The journal AIDS recently published a study showing that HIV coinfection has no impact on adherence to HCV treatment. The authors compared 2 National Institutes of Health trials (SYNERGY and ERADICATE) that enrolled treatment-naïve patients receiving a fixed-dose combination of ledipasvir 90 mg/sofobuvir 400 mg once daily for 12 weeks.

The researchers identified 70 patients, 50 of whom were HIV/HCV co-infected. They monitored treatment adherence using an electronic medication event monitoring system (MEMSCap), pill counts, and written questionnaires. Adherence follow-up visits were scheduled at day 7, week 4, week 8, and the end of treatment (week 12).

Previous studies have shown that most patients’ self-reported adherence is unreliable. The MEMSCap’s data suggested similar findings, as patients’ actual adherence was considerably lower than what they reported themselves. The bottom line: patients overestimate their adherence.

Nevertheless, the researchers found that HIV/HCV coinfection had no effect on patients’ adherence. Despite a higher pill burden, coinfected patients experienced no additional adverse effects.

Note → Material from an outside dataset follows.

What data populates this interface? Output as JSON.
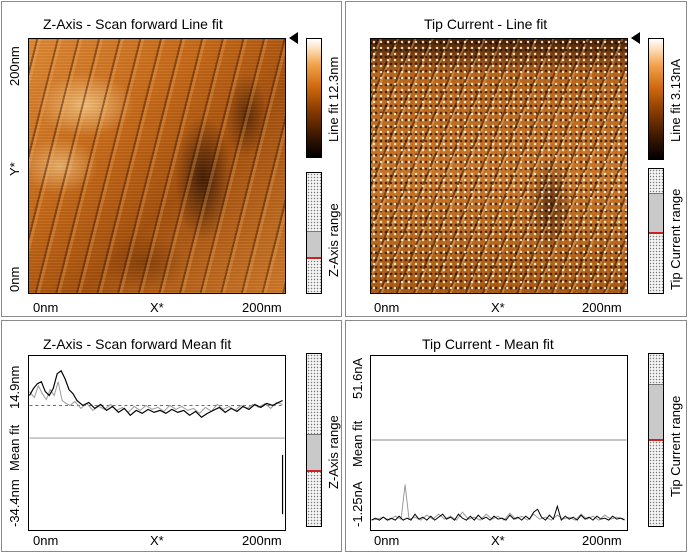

Patients’ prior experience with the need for near-perfect adherence to HIV medications was also found to be unrelated to HCV medication adherence. They did neither better nor worse than other patients in terms of treatment compliance.

Most patients took more than 90% of their scheduled doses. There was a significant drop in adherence during the last 4 weeks of therapy, which could be attributed to pill fatigue.

The study authors suggested that future study should try to establish an adherence threshold, meaning an adherence level below which response is unlikely.